Learning was necessarily confined to women of position and wealth, who could afford the luxury of private tutors and the equally great luxury of books. There were, doubtless, here and there families of lower rank whose daughters would have borne favourable comparison with the titled ladies who are so conspicuous. But wide diffusion of knowledge and a high standard of education among women generally, if it existed, did not excite notice among contemporary writers as did the studious habits of the upper classes. Udall, the master of Eton in Queen Mary’s reign, speaks with admiration of—
“the great number of noble women at that time in England, not only given to the study of human sciences and strange tongues, but also so thoroughly expert in Holy Scriptures that they were able to compare with the best writers, as well in enditeing and penning of godly and fruitful treatises to the instruction and edifying of realmes in the knowledge of God, as also in translating good books out of Latin or Greek into English for the use and commodity of such as are rude and ignorant of the said tongues. It was now no news in England to see young damsels in noble houses and in the courts of princes, instead of cards and other instruments of idle trifling, to have continually in their hands either psalms, homilies, and other devout meditations, or else Paul’s Epistles or some book of Holy Scripture matters, and as familiarly both to read and reason thereof in Greek, Latin, French, or Italian as in English. It was now a common thing to see young virgins so trained in the study of good letters that they willingly set all other vain pastimes at naught for learning sake. It was now no news at all to see Queens and ladies of most high estate and progeny, instead of courtly dalliance, to embrace virtuous exercises of reading and writing, and with most earnest study both early and late to apply themselves to the acquiring of knowledge, as well in all other liberal artes and disciplines, as also most especially of God and his holy word.”

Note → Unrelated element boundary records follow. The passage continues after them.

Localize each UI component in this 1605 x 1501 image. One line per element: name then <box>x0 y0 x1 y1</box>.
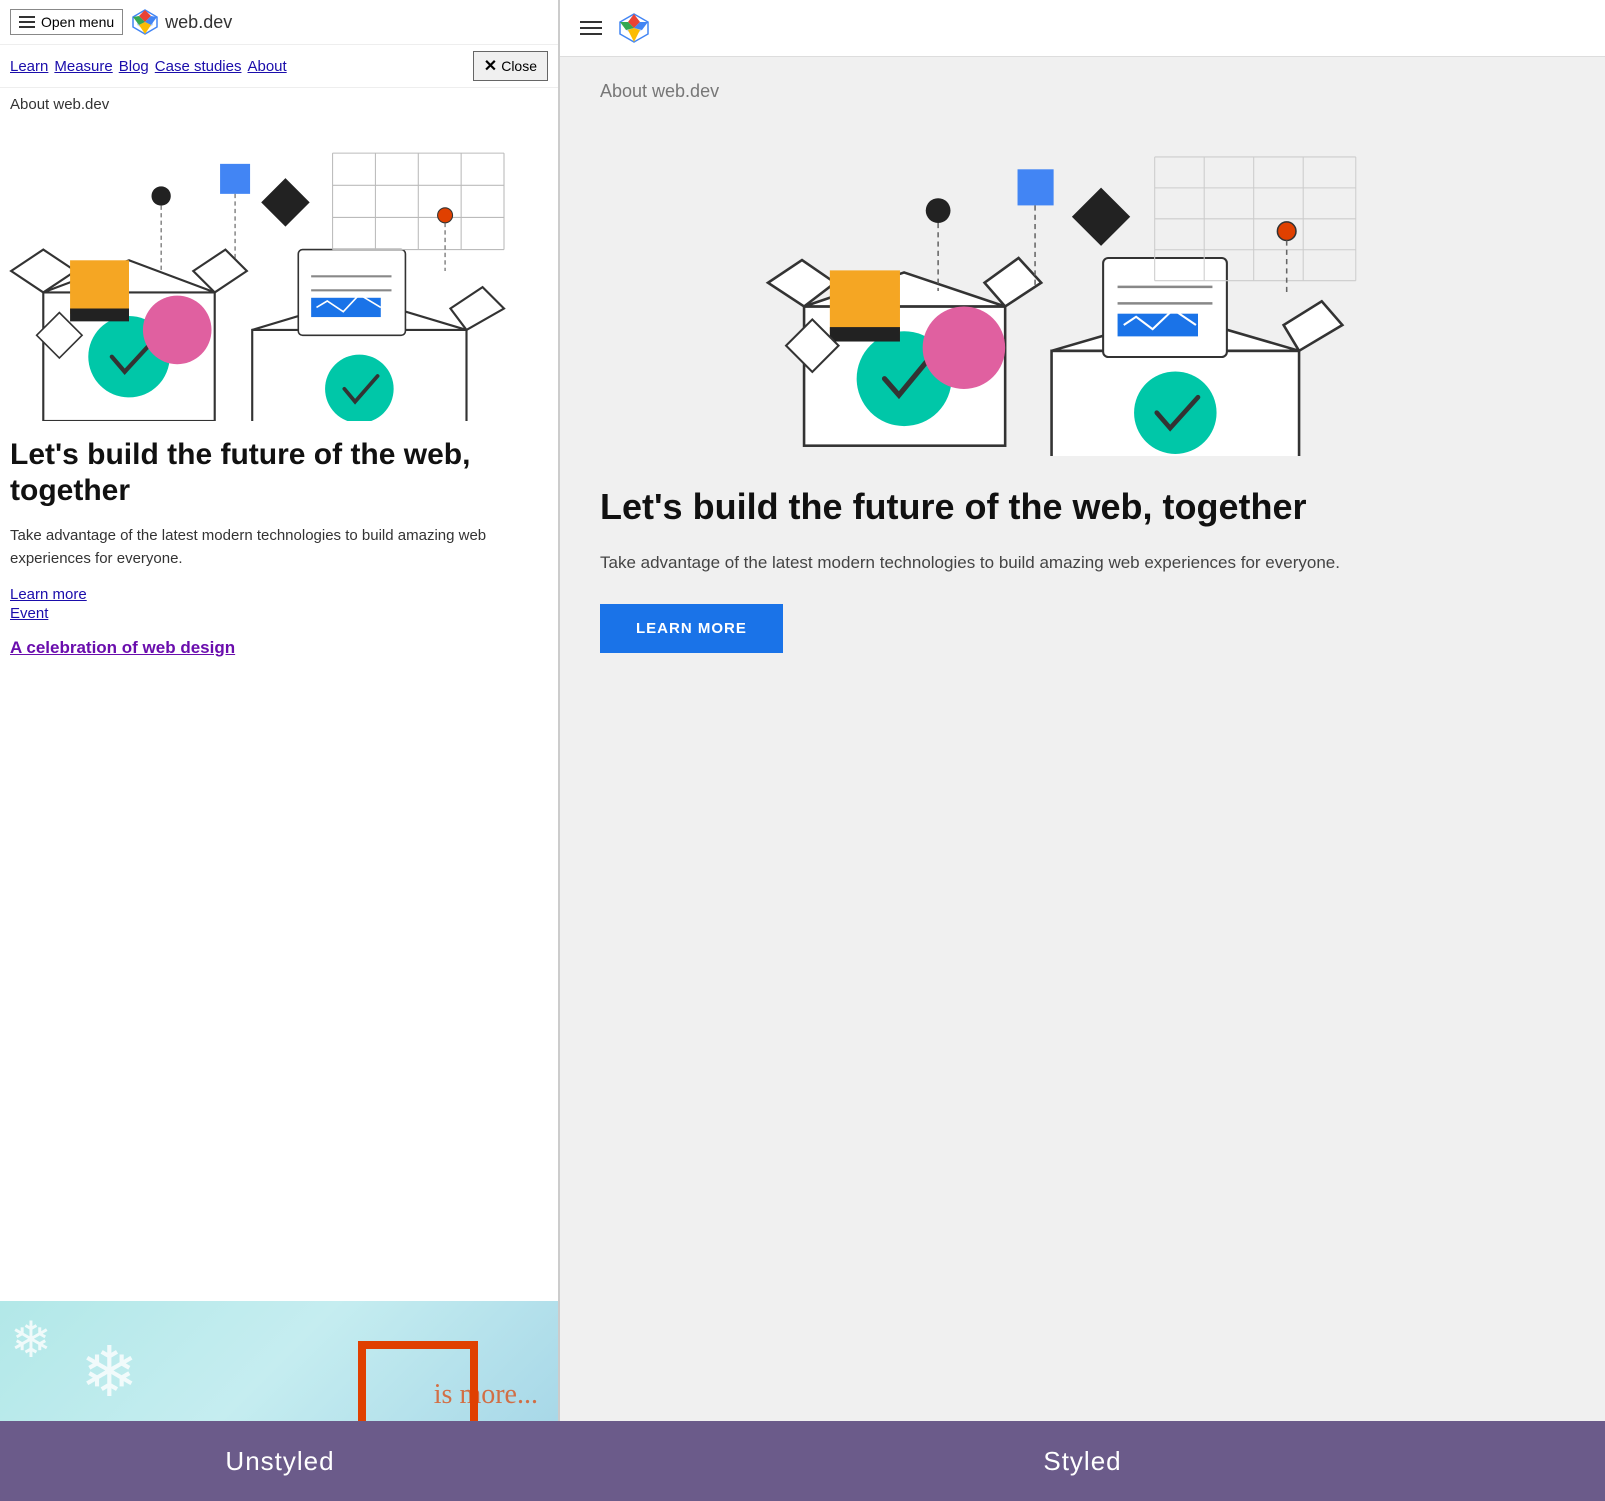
learn-more-link[interactable]: Learn more <box>10 586 548 603</box>
snowflake-icon: ❄ <box>10 1311 52 1369</box>
bottom-preview-left: ❄ ❄ is more... <box>0 1301 558 1421</box>
logo-icon <box>131 8 159 36</box>
right-content: About web.dev <box>560 57 1605 1421</box>
nav-link-measure[interactable]: Measure <box>54 58 112 75</box>
illustration-left <box>0 121 558 421</box>
close-button[interactable]: ✕ Close <box>473 51 548 81</box>
about-label-right: About web.dev <box>600 81 1565 102</box>
open-menu-label: Open menu <box>41 14 114 30</box>
bottom-labels: Unstyled Styled <box>0 1421 1605 1501</box>
hamburger-right-icon[interactable] <box>580 21 602 35</box>
description-left: Take advantage of the latest modern tech… <box>10 525 548 570</box>
styled-label-container: Styled <box>560 1421 1605 1501</box>
main-heading-left: Let's build the future of the web, toget… <box>10 437 548 509</box>
links-area: Learn more Event <box>10 586 548 622</box>
right-header <box>560 0 1605 57</box>
nav-bar: Learn Measure Blog Case studies About ✕ … <box>0 45 558 88</box>
nav-link-learn[interactable]: Learn <box>10 58 48 75</box>
event-link[interactable]: Event <box>10 605 548 622</box>
wavy-text: is more... <box>434 1379 538 1411</box>
main-heading-right: Let's build the future of the web, toget… <box>600 484 1565 529</box>
celebration-link[interactable]: A celebration of web design <box>10 638 235 657</box>
illustration-right <box>600 126 1565 456</box>
nav-link-blog[interactable]: Blog <box>119 58 149 75</box>
description-right: Take advantage of the latest modern tech… <box>600 549 1565 576</box>
left-header: Open menu web.dev <box>0 0 558 45</box>
about-label-left: About web.dev <box>0 88 558 121</box>
logo-area: web.dev <box>131 8 232 36</box>
logo-text: web.dev <box>165 12 232 33</box>
close-icon: ✕ <box>484 56 497 76</box>
right-panel: About web.dev <box>560 0 1605 1421</box>
left-panel: Open menu web.dev Learn Measure Blog Cas… <box>0 0 560 1421</box>
open-menu-button[interactable]: Open menu <box>10 9 123 35</box>
nav-link-about[interactable]: About <box>247 58 286 75</box>
nav-link-case-studies[interactable]: Case studies <box>155 58 242 75</box>
close-label: Close <box>501 58 537 74</box>
content-left: Let's build the future of the web, toget… <box>0 421 558 1301</box>
hamburger-icon <box>19 16 35 28</box>
logo-icon-right <box>618 12 650 44</box>
unstyled-label-container: Unstyled <box>0 1421 560 1501</box>
styled-label: Styled <box>1043 1446 1121 1477</box>
unstyled-label: Unstyled <box>225 1446 334 1477</box>
snowflake-icon-2: ❄ <box>80 1331 139 1413</box>
learn-more-button[interactable]: LEARN MORE <box>600 604 783 653</box>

Erasmus, in one of his discourses, gives us a glimpse of the view taken by the Church of female scholarship. He introduces a conversation between an abbot and a learned woman. The abbot contends that women would never be kept in subjection if they were learned. They would become wiser than men. “Therefore it is a wicked mischievous thing to revive the ancient custom of educating them.”[40]
Taken in conjunction with a remark of Erasmus in one of his letters, it is doubtful whether after all he did not deem learning wasted on women. Describing Sir Thomas More, he says, “He is wise with the wise, and jests with fools—with women especially, and his wife among them.”